The Jewish Chronicle

Wear a Feng Shui pig? Ok, I’m a monotheist really

I hereby affirm my lack of belief in mumbo-jumbo

September 10, 2009 10:53
2 min read

Perhaps it was a terrible idea from the start to draw on the services of a grand master of Feng Shui, but it is indicative of my levels of despair at the state of our flat, or Battleship Domestica, as I like to call it.

Said battleship has been listing rather more than usual recently, having been regularly broadsided by assortments of children and my scientist husband, whose habits I won’t go into here.

I imagine myself like Scotty on Star Trek as yet another washing up landslide, or other disaster, strikes Battleship D. I yell things like: “she cannae take it, Captain” in a fake Fife accent.

The great thing about Scotty is that he, unlike me, doesn’t take it personally. You wouldn’t catch him in a huff mumbling tearfully “I’m trying my best you know, but I just don’t know where the time goes.” Perhaps Scotty and I should swap lines more often?

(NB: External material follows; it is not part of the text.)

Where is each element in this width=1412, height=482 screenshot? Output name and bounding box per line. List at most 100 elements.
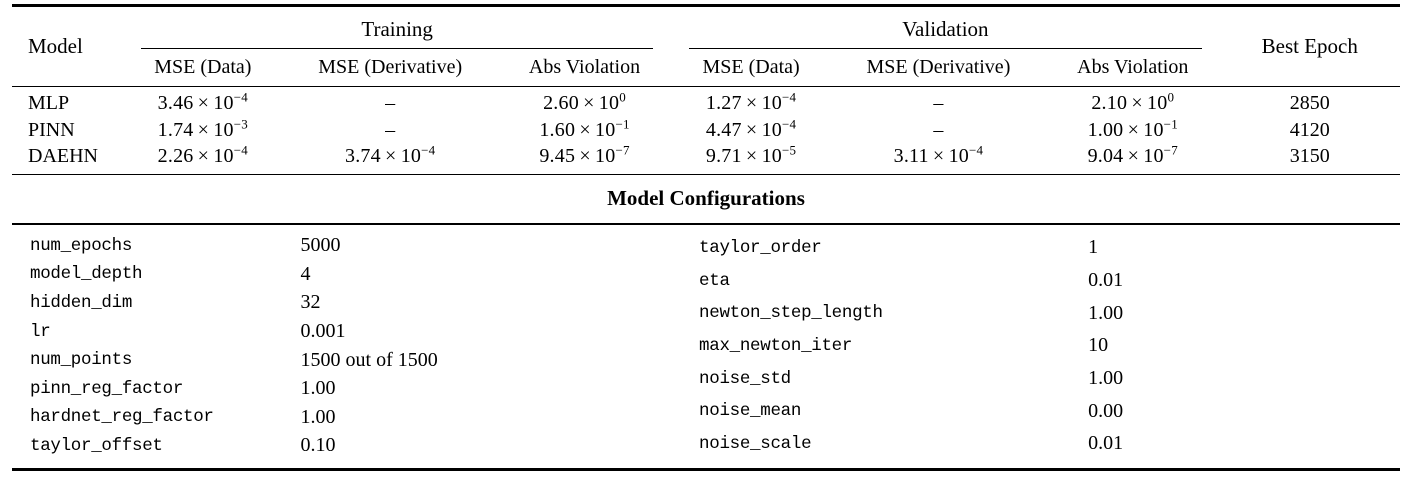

And so a Feng Shui grand master himself came to our hovel, with two adoring ladies who measure stuff and fiddle with compasses. Unfortunately, at the moment of his arrival, our geriatric cat had got over-excited and pooed on the hall rug.

“She’s very elderly — 17,” I said in a low voice as if I didn’t want to embarrass the poor cat.

I ushered the group into the living room to find a pile of cat sick on the living room floor. Just at that moment, my daughter yelled from the bathroom “Mummy my poo is stuck in my bottom and won’t come out!”

What could I say? “Message for Starfleet Command: I’m sorry, there seems to have been a Klingon attack, my cat and daughter have been replaced with changelings with no control of their bodily functions.”

We proceeded around the house and Grand Master Chin sighed at regular intervals. He looked at the overgrown garden and spent ages analysing the rattle on the front door. Then pausing in our catastrophic bedroom where a mountain range of laundry gives way to dust dunes of neglect, he turned to me and said: “You need to tidy up.”

And there it was, the Grand Master’s wisdom.

About a week later, a report arrived. Much of what was in it was quite sensible — prune bushes in garden, good positions for furniture. But the report arrived with a small green pig carved in jade. A note instructed me to put it on at 9am on October 5 and then wear it at all times hooked around my bra strap.

I was suddenly very annoyed. What had begun as a fun incursion into another culture’s wisdom on improving your home, had suddenly dragged me to the brink of polytheistic mumbo jumbo, where I had to wear a small green pig inside my bra.

What would happen if I didn’t wear the pig? Was it bad luck to leave it languishing in a dust dune?

I put these thoughts to the back of my mind, it’s not every day you have the opportunity to affirm your monotheism. And so Lawrence of Pigarabia was set free in the desert dust dunes of my dressing table and I resolved to use Jew-do, not voodoo.

As Jews we are meant to clean our houses at Pesach and Rosh Hashanah and once a week for shabbes. And that is exactly what I am going to do — as soon as I fix this warp drive.